What is the Disturbed Areas Act?
- Under the Disturbed Areas Act, a district Collector can notify a particular area of a city or town as a “disturbed area”. This notification is generally done based on the history of communal riots in the area.
- Following this notification, the transfer of immovable property in the disturbed area can take place only after the Collector expressly signs off on an application made by the buyer and the seller of the property.
- In the application, the seller has to attach an affidavit stating that she/he has sold the property of her/his free volition, and that she/he has got a fair market price.
- Violation of the Act’s provisions, that is, if property in a notified disturbed area is transferred without the Collector’s permission, invites imprisonment and a fine. The state government claims it is aiming to check communal polarisation of various parts of the state through the Act.
Why did the government amend the Act?
- As per the Gujarat government, the Bill to amend the Act was brought in after reports about individuals who had skirted the provisions of the Act by taking advantage of legal loopholes in it. It was argued that this could potentially lead to the communal polarisation of a particular locality.
- In the earlier version of the Act, the district Collector had to ensure, on the basis of an affidavit by the seller, that she/he had sold the property of her/his own free will, and that she/he had got the fair market price for it.
- However, there were reports of anti-social elements selling and buying properties after either threatening people or luring them with higher prices, in areas marked as “disturbed”.
- It was reported that at times, these elements had got transfers done even without the Collector’s prior permission by getting the transfer deed registered under the provisions of The Registration Act, in which the Collector’s prior sanction under The DA Act was not required. This had resulted in clustering or polarisation of localities.
What are the key provisions in the Amended Act?
- The amended Act gives the Collector more powers to ascertain if there is a likelihood of “polarisation” or “improper clustering” of persons belonging to a particular community, thus disturbing the demographic equilibrium in the area. Also, the state government is now authorised to review a decision taken by the Collector.
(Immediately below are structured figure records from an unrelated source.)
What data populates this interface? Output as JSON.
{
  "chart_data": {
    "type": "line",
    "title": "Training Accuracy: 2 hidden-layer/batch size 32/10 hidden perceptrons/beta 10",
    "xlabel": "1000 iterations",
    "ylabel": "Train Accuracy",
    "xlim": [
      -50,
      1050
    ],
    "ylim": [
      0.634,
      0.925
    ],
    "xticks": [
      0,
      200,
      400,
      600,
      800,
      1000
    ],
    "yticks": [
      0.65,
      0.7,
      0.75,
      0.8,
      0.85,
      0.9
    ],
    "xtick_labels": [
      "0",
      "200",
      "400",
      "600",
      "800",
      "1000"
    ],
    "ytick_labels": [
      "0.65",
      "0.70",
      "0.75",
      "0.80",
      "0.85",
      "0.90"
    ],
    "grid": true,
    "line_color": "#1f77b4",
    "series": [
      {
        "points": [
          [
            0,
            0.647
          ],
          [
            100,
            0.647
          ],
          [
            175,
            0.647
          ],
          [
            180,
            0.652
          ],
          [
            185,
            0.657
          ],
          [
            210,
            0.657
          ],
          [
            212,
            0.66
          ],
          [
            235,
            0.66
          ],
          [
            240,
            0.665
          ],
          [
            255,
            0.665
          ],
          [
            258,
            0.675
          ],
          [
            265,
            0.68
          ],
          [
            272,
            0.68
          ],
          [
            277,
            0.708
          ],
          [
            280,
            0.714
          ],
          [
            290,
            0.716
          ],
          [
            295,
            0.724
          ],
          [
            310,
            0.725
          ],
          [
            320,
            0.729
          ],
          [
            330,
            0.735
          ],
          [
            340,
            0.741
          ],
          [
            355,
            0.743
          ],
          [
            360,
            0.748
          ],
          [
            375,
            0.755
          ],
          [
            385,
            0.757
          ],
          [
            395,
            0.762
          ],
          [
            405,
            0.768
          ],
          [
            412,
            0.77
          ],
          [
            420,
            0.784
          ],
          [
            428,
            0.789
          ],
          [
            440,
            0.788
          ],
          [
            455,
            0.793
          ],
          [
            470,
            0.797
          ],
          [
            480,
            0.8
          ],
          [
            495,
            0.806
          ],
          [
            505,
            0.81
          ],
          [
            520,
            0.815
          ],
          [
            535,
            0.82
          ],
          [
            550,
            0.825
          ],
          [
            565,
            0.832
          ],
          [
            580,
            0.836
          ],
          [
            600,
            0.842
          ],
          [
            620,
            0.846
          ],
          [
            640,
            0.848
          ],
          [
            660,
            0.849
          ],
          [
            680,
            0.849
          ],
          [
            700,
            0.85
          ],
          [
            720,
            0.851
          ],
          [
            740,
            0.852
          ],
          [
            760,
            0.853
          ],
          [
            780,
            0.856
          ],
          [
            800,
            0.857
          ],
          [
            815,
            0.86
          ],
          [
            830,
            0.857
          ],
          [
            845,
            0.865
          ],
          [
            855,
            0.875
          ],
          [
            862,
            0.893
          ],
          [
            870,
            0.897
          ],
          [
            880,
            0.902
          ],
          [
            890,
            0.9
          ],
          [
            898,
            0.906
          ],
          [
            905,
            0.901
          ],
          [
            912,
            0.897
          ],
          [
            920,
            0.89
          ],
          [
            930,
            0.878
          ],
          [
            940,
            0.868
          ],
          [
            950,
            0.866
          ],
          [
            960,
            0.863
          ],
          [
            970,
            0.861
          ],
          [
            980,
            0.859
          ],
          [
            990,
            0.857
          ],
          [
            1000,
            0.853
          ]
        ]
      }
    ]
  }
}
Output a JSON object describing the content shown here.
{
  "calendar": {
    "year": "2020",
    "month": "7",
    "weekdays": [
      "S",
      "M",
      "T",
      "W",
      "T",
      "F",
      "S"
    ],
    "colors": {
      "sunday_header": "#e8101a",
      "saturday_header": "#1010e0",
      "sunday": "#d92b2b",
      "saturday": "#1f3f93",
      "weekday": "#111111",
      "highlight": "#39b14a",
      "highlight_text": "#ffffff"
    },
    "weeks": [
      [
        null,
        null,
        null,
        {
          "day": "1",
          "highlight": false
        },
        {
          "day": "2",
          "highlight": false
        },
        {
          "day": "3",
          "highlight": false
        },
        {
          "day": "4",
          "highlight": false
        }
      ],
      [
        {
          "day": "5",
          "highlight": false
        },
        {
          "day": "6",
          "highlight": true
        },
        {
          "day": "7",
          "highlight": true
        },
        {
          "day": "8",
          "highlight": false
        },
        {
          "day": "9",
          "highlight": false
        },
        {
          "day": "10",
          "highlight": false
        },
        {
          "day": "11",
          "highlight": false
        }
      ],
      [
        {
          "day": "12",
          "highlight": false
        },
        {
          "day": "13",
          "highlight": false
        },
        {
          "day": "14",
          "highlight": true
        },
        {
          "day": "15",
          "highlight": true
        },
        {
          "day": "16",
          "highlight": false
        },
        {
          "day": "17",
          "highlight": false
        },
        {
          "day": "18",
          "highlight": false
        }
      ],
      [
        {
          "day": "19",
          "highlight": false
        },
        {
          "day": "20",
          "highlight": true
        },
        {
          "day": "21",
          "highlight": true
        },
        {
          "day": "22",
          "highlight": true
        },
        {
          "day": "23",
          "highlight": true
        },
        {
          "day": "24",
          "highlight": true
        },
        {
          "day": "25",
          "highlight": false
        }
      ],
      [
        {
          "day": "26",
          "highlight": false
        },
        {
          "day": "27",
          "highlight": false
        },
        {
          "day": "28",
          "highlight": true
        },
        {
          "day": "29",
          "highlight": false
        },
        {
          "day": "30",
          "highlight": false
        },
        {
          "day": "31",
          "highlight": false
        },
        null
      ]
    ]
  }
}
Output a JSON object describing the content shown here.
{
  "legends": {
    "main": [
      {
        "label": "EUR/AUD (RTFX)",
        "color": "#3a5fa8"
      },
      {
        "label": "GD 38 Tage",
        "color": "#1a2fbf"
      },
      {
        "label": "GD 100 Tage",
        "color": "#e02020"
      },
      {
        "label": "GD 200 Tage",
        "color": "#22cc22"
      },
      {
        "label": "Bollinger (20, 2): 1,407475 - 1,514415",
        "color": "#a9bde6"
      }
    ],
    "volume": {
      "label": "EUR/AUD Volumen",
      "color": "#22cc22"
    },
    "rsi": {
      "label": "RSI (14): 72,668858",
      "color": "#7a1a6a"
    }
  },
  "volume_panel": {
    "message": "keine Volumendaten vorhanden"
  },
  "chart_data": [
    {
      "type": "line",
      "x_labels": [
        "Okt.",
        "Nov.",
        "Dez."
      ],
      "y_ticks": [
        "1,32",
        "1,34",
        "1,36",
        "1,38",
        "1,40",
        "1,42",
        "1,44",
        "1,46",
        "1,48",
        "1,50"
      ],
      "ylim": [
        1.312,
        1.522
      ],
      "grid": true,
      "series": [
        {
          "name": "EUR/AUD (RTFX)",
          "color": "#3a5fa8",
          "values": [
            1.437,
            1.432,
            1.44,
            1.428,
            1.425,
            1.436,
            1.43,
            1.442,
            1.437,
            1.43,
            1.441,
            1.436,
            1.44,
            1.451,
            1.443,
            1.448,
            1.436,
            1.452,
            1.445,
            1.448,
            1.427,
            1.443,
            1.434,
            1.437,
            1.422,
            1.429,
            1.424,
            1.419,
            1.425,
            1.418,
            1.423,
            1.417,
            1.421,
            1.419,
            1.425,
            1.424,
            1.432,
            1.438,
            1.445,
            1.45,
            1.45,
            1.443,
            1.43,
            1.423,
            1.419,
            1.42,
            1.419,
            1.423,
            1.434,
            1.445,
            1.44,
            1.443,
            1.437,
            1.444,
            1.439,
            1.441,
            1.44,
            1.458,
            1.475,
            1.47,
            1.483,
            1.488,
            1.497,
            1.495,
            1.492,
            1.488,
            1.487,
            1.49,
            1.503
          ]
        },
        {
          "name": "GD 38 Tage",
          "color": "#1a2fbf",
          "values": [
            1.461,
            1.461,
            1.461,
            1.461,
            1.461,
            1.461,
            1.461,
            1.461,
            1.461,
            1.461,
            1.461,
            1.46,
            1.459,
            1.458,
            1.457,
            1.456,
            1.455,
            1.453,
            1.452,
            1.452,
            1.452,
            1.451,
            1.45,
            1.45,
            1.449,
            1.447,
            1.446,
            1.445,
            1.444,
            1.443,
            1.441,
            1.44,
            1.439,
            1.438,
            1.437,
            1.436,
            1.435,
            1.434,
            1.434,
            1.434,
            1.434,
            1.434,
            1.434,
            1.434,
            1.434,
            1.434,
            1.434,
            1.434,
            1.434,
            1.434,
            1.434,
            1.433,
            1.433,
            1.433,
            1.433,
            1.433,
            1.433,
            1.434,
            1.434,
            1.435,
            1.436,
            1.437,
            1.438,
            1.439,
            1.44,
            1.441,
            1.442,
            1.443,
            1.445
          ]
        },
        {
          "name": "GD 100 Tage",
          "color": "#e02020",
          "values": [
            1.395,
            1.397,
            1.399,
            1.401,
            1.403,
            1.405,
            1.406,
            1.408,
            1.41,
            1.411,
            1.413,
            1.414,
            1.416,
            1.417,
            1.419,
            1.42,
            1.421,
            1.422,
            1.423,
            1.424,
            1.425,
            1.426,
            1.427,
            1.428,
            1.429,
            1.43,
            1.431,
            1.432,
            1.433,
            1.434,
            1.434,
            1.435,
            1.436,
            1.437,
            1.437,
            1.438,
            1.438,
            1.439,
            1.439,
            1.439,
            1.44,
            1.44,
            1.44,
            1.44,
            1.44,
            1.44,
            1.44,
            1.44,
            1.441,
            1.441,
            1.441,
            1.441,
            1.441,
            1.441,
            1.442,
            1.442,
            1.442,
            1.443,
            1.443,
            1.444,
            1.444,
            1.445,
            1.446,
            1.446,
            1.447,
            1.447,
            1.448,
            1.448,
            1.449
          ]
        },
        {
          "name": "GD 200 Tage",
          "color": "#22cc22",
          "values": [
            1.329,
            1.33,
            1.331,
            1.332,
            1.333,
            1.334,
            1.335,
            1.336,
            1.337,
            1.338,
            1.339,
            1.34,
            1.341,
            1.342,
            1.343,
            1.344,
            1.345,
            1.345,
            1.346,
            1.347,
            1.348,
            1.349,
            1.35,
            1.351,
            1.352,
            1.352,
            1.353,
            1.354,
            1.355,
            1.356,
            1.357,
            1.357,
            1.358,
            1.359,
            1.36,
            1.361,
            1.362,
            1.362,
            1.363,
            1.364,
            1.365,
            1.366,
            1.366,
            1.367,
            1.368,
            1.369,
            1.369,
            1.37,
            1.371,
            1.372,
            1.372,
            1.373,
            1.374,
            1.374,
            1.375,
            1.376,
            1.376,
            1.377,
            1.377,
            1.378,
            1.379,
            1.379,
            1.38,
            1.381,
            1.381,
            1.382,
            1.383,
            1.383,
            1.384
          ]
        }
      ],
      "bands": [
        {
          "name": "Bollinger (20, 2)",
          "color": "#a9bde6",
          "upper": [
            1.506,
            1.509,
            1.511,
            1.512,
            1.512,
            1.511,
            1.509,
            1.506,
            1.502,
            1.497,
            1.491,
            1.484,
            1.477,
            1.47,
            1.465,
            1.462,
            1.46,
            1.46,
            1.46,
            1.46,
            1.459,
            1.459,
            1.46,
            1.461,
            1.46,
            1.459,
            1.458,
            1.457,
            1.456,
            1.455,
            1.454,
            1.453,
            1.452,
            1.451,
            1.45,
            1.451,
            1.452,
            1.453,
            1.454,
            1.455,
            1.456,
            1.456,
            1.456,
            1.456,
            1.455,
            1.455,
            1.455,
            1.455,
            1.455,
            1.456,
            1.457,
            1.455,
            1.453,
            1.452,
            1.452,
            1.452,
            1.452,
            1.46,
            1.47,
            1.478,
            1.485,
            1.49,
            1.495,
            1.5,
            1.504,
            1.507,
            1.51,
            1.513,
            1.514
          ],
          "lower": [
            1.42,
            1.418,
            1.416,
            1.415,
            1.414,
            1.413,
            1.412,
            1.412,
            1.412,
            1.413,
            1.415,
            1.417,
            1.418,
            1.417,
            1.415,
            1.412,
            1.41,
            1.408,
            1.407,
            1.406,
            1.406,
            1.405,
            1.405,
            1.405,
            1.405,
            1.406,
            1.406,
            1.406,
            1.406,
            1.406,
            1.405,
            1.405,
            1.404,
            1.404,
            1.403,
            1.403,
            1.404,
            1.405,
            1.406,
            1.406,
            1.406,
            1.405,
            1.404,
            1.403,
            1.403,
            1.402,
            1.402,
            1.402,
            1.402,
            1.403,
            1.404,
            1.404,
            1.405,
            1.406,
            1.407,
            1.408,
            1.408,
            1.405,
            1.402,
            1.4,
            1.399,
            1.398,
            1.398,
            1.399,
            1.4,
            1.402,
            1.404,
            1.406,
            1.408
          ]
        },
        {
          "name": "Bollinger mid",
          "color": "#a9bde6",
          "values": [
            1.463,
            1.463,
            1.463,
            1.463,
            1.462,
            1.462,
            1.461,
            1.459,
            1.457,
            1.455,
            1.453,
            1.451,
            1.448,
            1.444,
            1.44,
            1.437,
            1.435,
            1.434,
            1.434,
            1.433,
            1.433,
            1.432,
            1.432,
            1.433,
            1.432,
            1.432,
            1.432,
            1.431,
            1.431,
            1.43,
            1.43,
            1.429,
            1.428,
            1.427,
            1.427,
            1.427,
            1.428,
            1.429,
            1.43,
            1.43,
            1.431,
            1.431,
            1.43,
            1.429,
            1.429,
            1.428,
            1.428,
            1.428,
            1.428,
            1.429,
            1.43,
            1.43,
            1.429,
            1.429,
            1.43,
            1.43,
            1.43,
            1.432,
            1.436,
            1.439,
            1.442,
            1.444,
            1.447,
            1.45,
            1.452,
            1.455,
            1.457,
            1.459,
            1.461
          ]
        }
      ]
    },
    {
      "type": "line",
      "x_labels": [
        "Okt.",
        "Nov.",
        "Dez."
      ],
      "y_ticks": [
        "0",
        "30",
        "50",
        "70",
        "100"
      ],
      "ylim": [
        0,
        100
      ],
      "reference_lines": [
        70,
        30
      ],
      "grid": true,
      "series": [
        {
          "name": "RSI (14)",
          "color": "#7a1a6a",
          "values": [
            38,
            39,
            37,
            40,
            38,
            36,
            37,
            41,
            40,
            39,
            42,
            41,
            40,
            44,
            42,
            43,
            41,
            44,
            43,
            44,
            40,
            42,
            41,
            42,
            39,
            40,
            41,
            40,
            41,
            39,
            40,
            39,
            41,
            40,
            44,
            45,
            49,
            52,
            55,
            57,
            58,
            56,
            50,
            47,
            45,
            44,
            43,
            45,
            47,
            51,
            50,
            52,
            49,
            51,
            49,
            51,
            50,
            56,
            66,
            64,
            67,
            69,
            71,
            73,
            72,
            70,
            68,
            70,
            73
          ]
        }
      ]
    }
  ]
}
- To check the registration of transfer of properties in disturbed areas without the Collector’s prior approval, the amended Act has a provision to enlarge the scope of the term ‘transfer’, and include transfer of right, title or interest in or over such property in disturbed areas by way of sale, gift, exchange, and lease. To achieve this goal, the Act has amended the Registration Act under which no property in disturbed areas can be registered without prior sanction of the Collector.
- As per the government, earlier only those areas which had witnessed (communal) riots would be notified as ‘disturbed areas’. However, now, the government can notify any area as ‘disturbed area’ where it sees the possibility of a communal riot, or where it sees the possibility of a particular community’s polarisation.